With a bit of AI intuition this approach generalizes. The same three steps have held up across different devices and different foundry processes in our internal work, from a ring-based WDM filter to a foundry coupler to an MMI. What changes is the PDK and the metric, not the method. The turn here is that a tedious, custom workflow became an automated, agentic one. It is packaged as a yield skill and plugin driven through the flexagent interface, so the whole analysis is a short conversation rather than a codebase to maintain.
With all these integrated simulation tools linked together, component simulation through to foundry PDKs, layout, schematic, and circuit simulation, that an agent can natively drive, and with the human-built notebooks and models the AI can reference when building surrogates, this kind of analysis becomes very accessible. Getting real measurement data for the models will improve the prediction, but even without it you get something that lets you walk into your fab with a bit more confidence that your design will work the first time.

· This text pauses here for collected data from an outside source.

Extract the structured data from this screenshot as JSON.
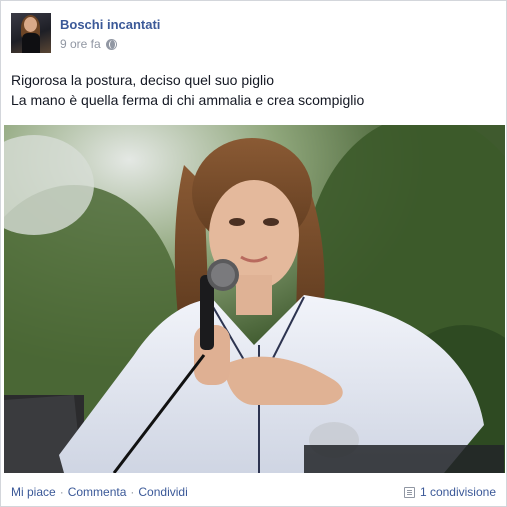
{
  "post": {
    "author": "Boschi incantati",
    "time": "9 ore fa",
    "privacy_icon": "globe-icon",
    "text_lines": [
      "Rigorosa la postura, deciso quel suo piglio",
      "La mano è quella ferma di chi ammalia e crea scompiglio"
    ],
    "photo_description_icon": "photo-icon"
  },
  "actions": {
    "like": "Mi piace",
    "comment": "Commenta",
    "share": "Condividi",
    "separator": "·"
  },
  "stats": {
    "shares": "1 condivisione"
  },
  "colors": {
    "link": "#3b5998",
    "meta": "#9197a3",
    "text": "#141823"
  }
}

The distribution a corner analysis cannot show: sampled chip spectra sweeping across the spec window, colored by how far each one shifted.
Cascaded MZI CWDM filter on the SiEPIC open PDK. Device surrogates from Tidy3D FDTD and mode solves; circuit statistics and virtual wafers in PhotonForge. Variability parameters are illustrative and should be calibrated against foundry or measured wafer data for production use.
[1] W. Bogaerts and L. Chrostowski, "Silicon Photonics Circuit Design: Methods, Tools and Challenges," Laser & Photonics Reviews 12, 1700237 (2018). doi:10.1002/lpor.201700237.